How are pensions divided in divorce in England
March 23, 2026
Pensions are often one of the most significant financial assets in a divorce, and one of the most frequently overlooked. Many people focus almost entirely on the family home and fail to give proper attention to pension assets, sometimes to their lasting financial detriment. This guide explains how pensions are treated in divorce, the three main options available, and how the family court approaches pension division.
Are Pensions Included in Divorce?
Yes. In England and Wales, pensions are treated as matrimonial assets and must be included in any financial settlement on divorce. This applies to all pension types, including:
- Workplace defined benefit (final salary) pensions
- Workplace defined contribution (money purchase) pensions
- Personal pensions and SIPPs
- State pension entitlements
Both parties must disclose their pensions on Form E as part of financial remedy proceedings. The value used is usually the Cash Equivalent Transfer Value (CETV): what the pension would be worth if transferred out: though this figure can be misleading, particularly for defined benefit pensions.
The Three Main Approaches to Pension Division
1. Pension Sharing Order
A pension sharing order transfers a specified percentage of one party's pension to the other. The receiving party gets their own independent pension fund, either within the same scheme or transferred to a new provider of their choice.
Pension sharing is generally considered the cleanest solution. It achieves a complete financial separation: each party owns their own pension and neither is dependent on the other's future decisions, employment, or continued good health.
A pension sharing order must be made by the family court as part of a final financial order. It cannot be agreed informally between the parties without court approval.
2. Pension Offsetting
Pension offsetting means one party keeps their pension intact while the other receives a larger share of a different asset: most commonly the equity in the family home: to compensate for relinquishing their pension entitlement.
Offsetting is a common arrangement where one party wants to remain in the family home and the other wants to keep their pension undisturbed. However, it requires careful analysis: pension values and property values are not directly equivalent. A pension with a CETV of £200,000 is not worth the same as £200,000 in property equity today, because the pension cannot be accessed until retirement and is subject to different tax treatment.
3. Pension Attachment Order
A pension attachment order: sometimes called an earmarking order: directs the pension provider to pay a share of the pension income or lump sum directly to the former spouse when the pension eventually comes into payment.
Pension attachment orders are now relatively uncommon because they have significant disadvantages: they do not achieve a clean financial break, they depend on the pension holder actually drawing the pension and remaining alive, and they cease if the receiving party remarries. Pension sharing is almost always preferable.
How Does the Court Value Pensions?
The starting point is the CETV, which pension providers must supply on request.

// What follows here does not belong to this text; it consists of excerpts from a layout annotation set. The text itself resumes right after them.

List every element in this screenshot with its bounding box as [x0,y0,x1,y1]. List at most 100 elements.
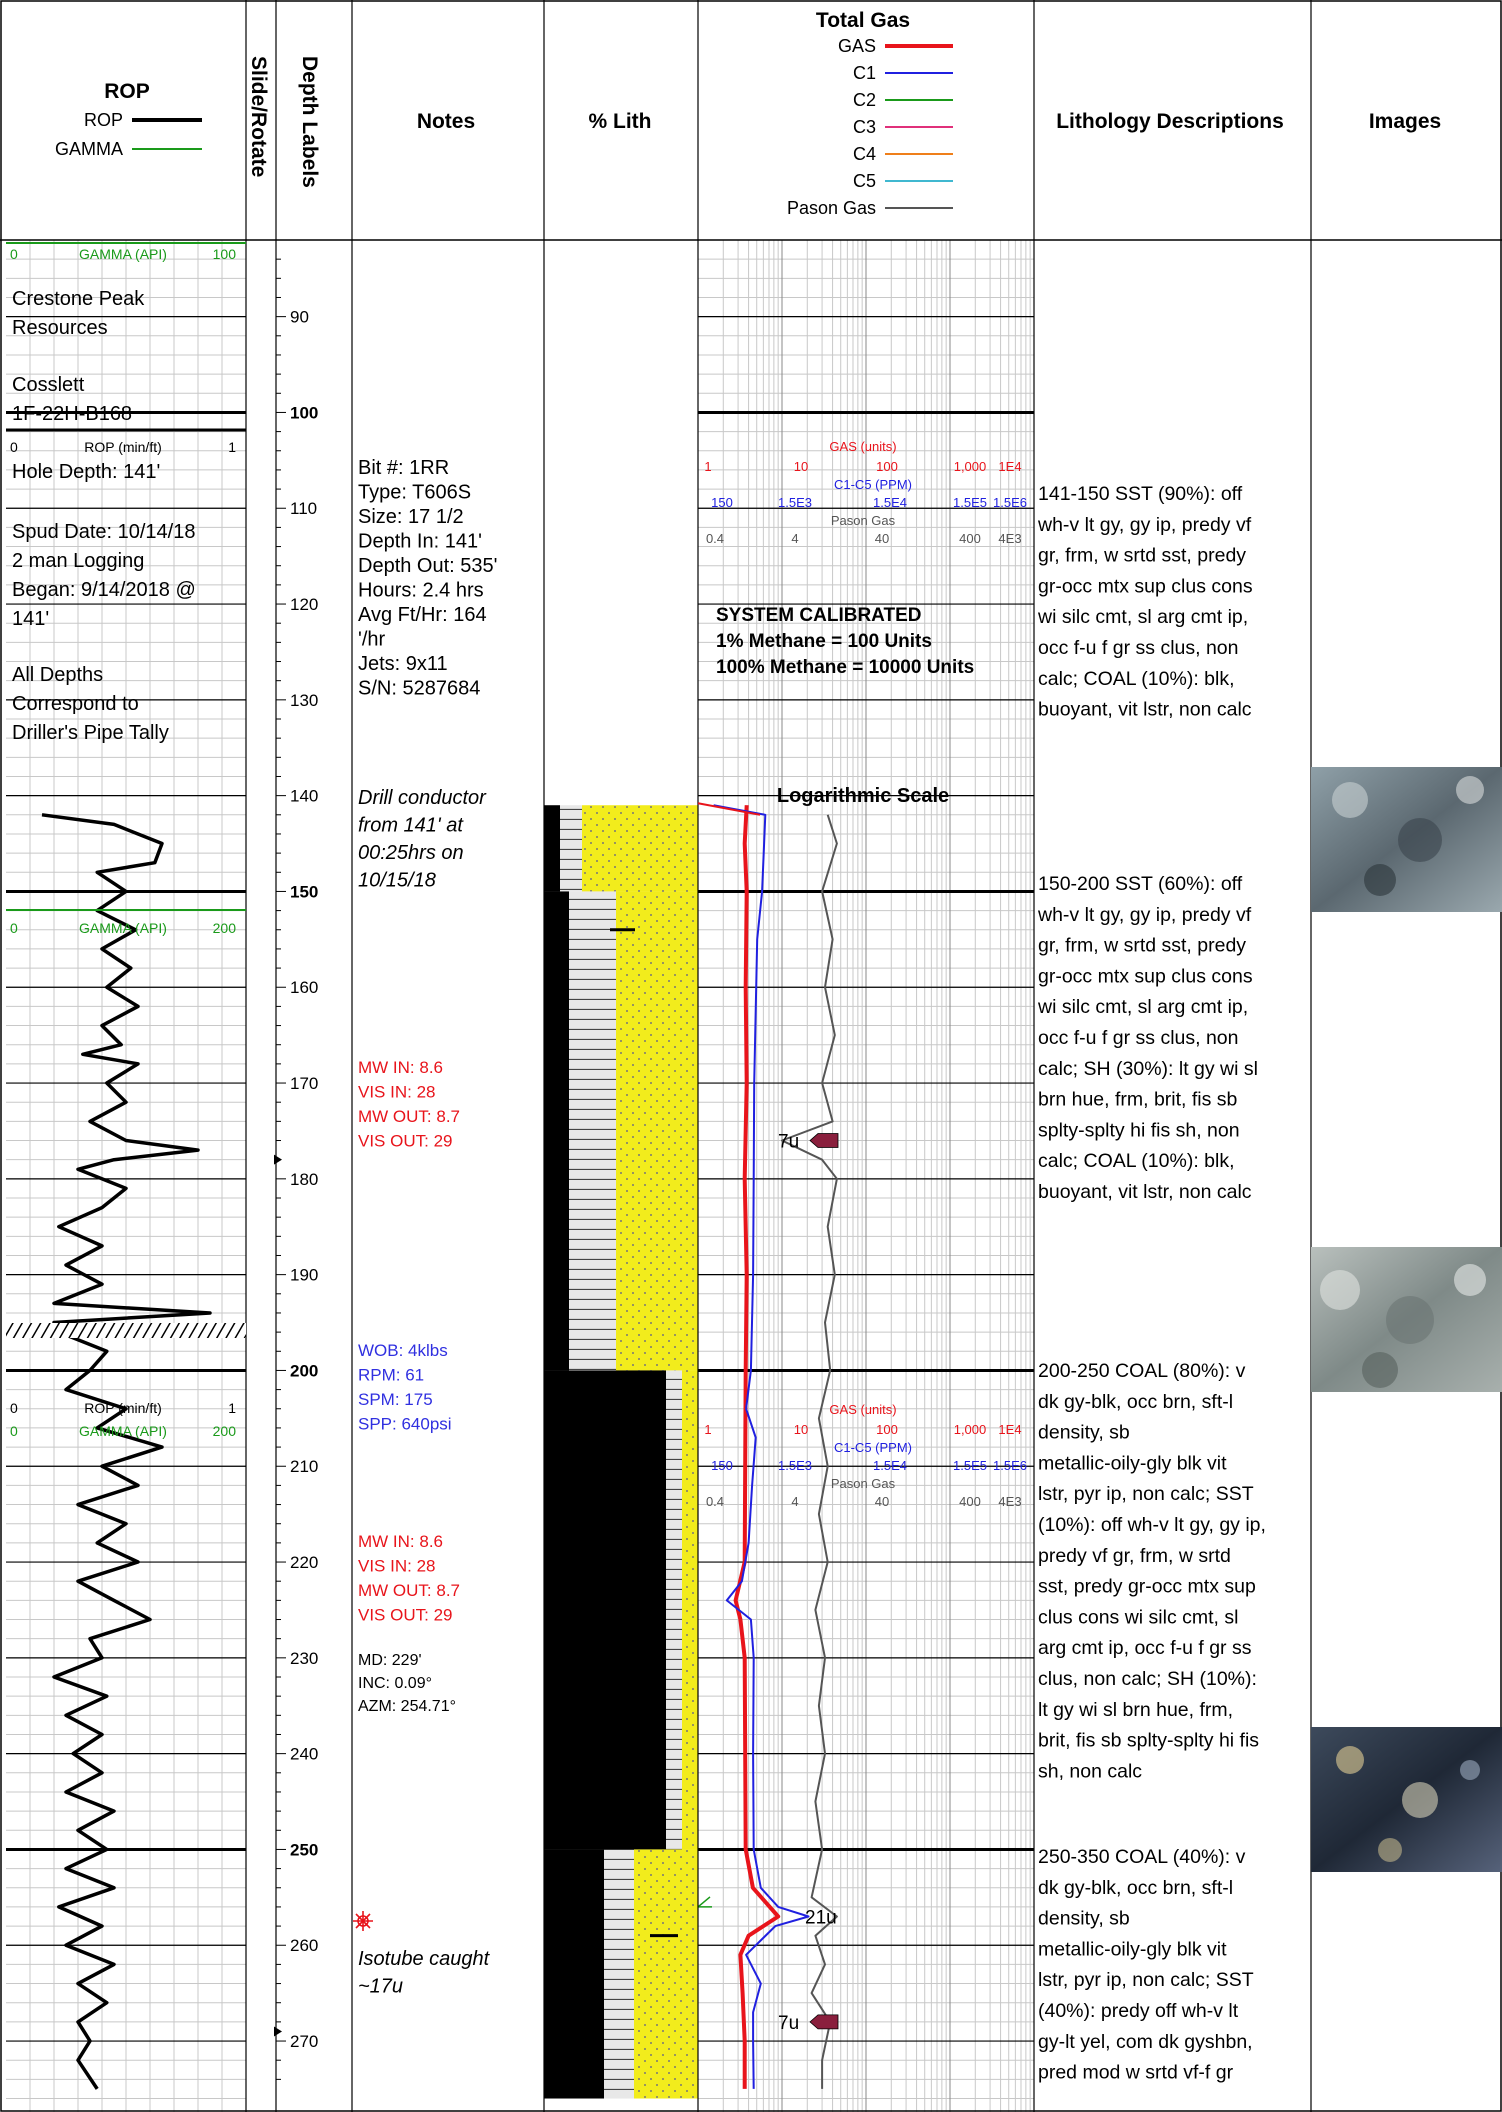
rop-scale-1-title: ROP (min/ft) [84,439,162,455]
lithology-description-line: density, sb [1038,1422,1130,1444]
gamma-scale-2-max: 200 [213,920,237,936]
lithology-description-line: dk gy-blk, occ brn, sft-l [1038,1877,1233,1899]
lithology-description-line: gr-occ mtx sup clus cons [1038,575,1253,597]
pason-scale-tick: 0.4 [706,1494,724,1509]
lithology-description-line: calc; COAL (10%): blk, [1038,1150,1235,1172]
gamma-scale-3-min: 0 [10,1423,18,1439]
header-rop: ROP ROP GAMMA [55,80,202,159]
well-info-line: Crestone Peak [12,288,145,310]
lithology-description-line: density, sb [1038,1908,1130,1930]
connection-gas-marker-icon [809,1133,839,1148]
c-scale-tick: 1.5E6 [993,1458,1027,1473]
c-scale-title: C1-C5 (PPM) [834,1440,912,1455]
drill-note-line: Drill conductor [358,787,487,809]
pason-scale-tick: 4 [791,531,798,546]
drilling-param-line: SPM: 175 [358,1390,433,1409]
lithology-description-line: sh, non calc [1038,1760,1142,1782]
gamma-scale-3-title: GAMMA (API) [79,1423,167,1439]
pason-scale-tick: 4E3 [998,1494,1021,1509]
rop-scale-1-min: 0 [10,439,18,455]
mud-note-line: VIS IN: 28 [358,1557,435,1576]
rop-gamma-scale-bars: 0 GAMMA (API) 100 0 ROP (min/ft) 1 0 GAMMA (API… [6,242,246,1439]
depth-tick-label: 150 [290,882,318,901]
rop-title: ROP [104,80,150,103]
connection-gas-marker-icon [809,2014,839,2030]
depth-tick-label: 250 [290,1840,318,1859]
well-info-line: Resources [12,317,108,339]
depth-tick-label: 90 [290,308,309,327]
pason-gas-curve [781,814,838,2089]
depth-tick-label: 170 [290,1074,318,1093]
gas-scale-tick: 100 [876,459,898,474]
depth-tick-label: 210 [290,1457,318,1476]
lithology-description-line: occ f-u f gr ss clus, non [1038,637,1239,659]
cuttings-image-2[interactable] [1311,1247,1502,1392]
gas-peak-label: 21u [805,1908,837,1929]
pason-scale-tick: 4 [791,1494,798,1509]
drilling-param-line: WOB: 4klbs [358,1341,448,1360]
gamma-scale-1-max: 100 [213,246,237,262]
drill-note-line: from 141' at [358,815,464,837]
gas-legend: GAS C1 C2 C3 C4 C5 Pason Gas [787,36,953,218]
lithology-description-line: occ f-u f gr ss clus, non [1038,1027,1239,1049]
gas-scale-tick: 1E4 [998,459,1021,474]
bit-note-line: Type: T606S [358,482,471,504]
cuttings-image-1[interactable] [1311,767,1502,912]
depth-tick-label: 100 [290,403,318,422]
lithology-description-line: clus cons wi silc cmt, sl [1038,1606,1238,1628]
lithology-description-line: lstr, pyr ip, non calc; SST [1038,1969,1254,1991]
mud-note-line: MW OUT: 8.7 [358,1581,460,1600]
gas-legend-label: C3 [853,117,876,137]
lithology-descriptions-header: Lithology Descriptions [1056,110,1284,133]
c-scale-tick: 1.5E4 [873,495,907,510]
lithology-description-line: splty-splty hi fis sh, non [1038,1119,1240,1141]
mud-note-line: VIS OUT: 29 [358,1606,452,1625]
lithology-description-line: 150-200 SST (60%): off [1038,873,1243,895]
depth-tick-label: 190 [290,1266,318,1285]
well-info-line: 2 man Logging [12,550,144,572]
calibration-note: SYSTEM CALIBRATED 1% Methane = 100 Units 1… [716,605,974,678]
cuttings-image-3[interactable] [1311,1727,1502,1872]
bit-note-line: '/hr [358,629,385,651]
gas-legend-label: GAS [838,36,876,56]
log-scale-label: Logarithmic Scale [777,785,949,807]
calibration-line: SYSTEM CALIBRATED [716,605,921,626]
mud-note-line: MW IN: 8.6 [358,1058,443,1077]
depth-tick-label: 220 [290,1553,318,1572]
gamma-scale-2-title: GAMMA (API) [79,920,167,936]
gas-scale-blocks: GAS (units) 1 10 100 1,000 1E4 C1-C5 (PPM) 150 1… [704,439,1027,1509]
mud-note-line: VIS OUT: 29 [358,1132,452,1151]
rop-scale-2-max: 1 [228,1400,236,1416]
c-scale-tick: 1.5E3 [778,495,812,510]
isotube-note-line: Isotube caught [358,1948,491,1970]
depth-tick-label: 260 [290,1936,318,1955]
depth-tick-label: 120 [290,595,318,614]
well-info-line: Cosslett [12,374,85,396]
c-scale-tick: 1.5E5 [953,495,987,510]
well-info-line: 1F-22H-B168 [12,403,132,425]
c-scale-title: C1-C5 (PPM) [834,477,912,492]
rop-scale-2-min: 0 [10,1400,18,1416]
pason-scale-tick: 40 [875,531,889,546]
lithology-description-line: lt gy wi sl brn hue, frm, [1038,1699,1233,1721]
pason-scale-tick: 0.4 [706,531,724,546]
images-header: Images [1369,110,1441,133]
lithology-description-line: (40%): predy off wh-v lt [1038,2000,1239,2022]
c-scale-tick: 150 [711,495,733,510]
pason-scale-tick: 4E3 [998,531,1021,546]
pason-scale-title: Pason Gas [831,513,896,528]
gas-scale-title: GAS (units) [829,439,896,454]
lithology-description-line: (10%): off wh-v lt gy, gy ip, [1038,1514,1266,1536]
lithology-description-line: brit, fis sb splty-splty hi fis [1038,1730,1259,1752]
mud-note-line: MW IN: 8.6 [358,1532,443,1551]
lithology-description-line: buoyant, vit lstr, non calc [1038,699,1252,721]
gamma-scale-1-title: GAMMA (API) [79,246,167,262]
lithology-description-line: 250-350 COAL (40%): v [1038,1846,1246,1868]
lithology-description-line: lstr, pyr ip, non calc; SST [1038,1483,1254,1505]
gamma-legend-label: GAMMA [55,139,123,159]
survey-marker-icon [274,2026,282,2037]
lithology-description-line: 141-150 SST (90%): off [1038,483,1243,505]
gas-scale-tick: 1 [704,459,711,474]
gas-scale-tick: 100 [876,1422,898,1437]
gas-legend-label: C4 [853,144,876,164]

However, CETVs can significantly understate the true value of a pension, particularly for defined benefit (final salary) schemes, where the guaranteed income is worth considerably more than the headline transfer value suggests.
In cases involving significant pension assets, the court may instruct an independent pension actuary: known as a Pension on Divorce Expert (PODE): to carry out a detailed comparative valuation. A PODE report looks beyond the CETV to assess the relative value of different pension assets taking into account factors like indexation, survivor benefits, and retirement age. Where pension assets are substantial, commissioning a PODE report is often money well spent.
Does the Length of the Marriage Affect Pension Division?
Yes, significantly. In long marriages, the court tends to treat all pension assets built up during the marriage as available for sharing. In shorter marriages, pensions built up entirely before the marriage may be treated as non-matrimonial and given less weight. The starting point in long marriages is often an equal division of pension assets, though the court retains full discretion to depart from equality where the circumstances justify it.
Can We Agree the Pension Division Between Ourselves?
Yes, but any agreement must be formalised in a consent order approved by the family court to be legally binding. An informal agreement: even one both parties are happy with: is not enforceable. A barrister at Barrister Connect can draft the consent order and pension sharing annex and submit them to the court for approval.
Summary
Pensions must be included in any divorce financial settlement in England and Wales. The three main options are pension sharing (the cleanest solution, achieving a complete break), pension offsetting (exchanging pension for other assets such as property), and pension attachment (directing future payments, now rarely used). For significant pension assets, independent actuarial advice is often essential. Any pension arrangement must be approved by the court in a consent order to be enforceable.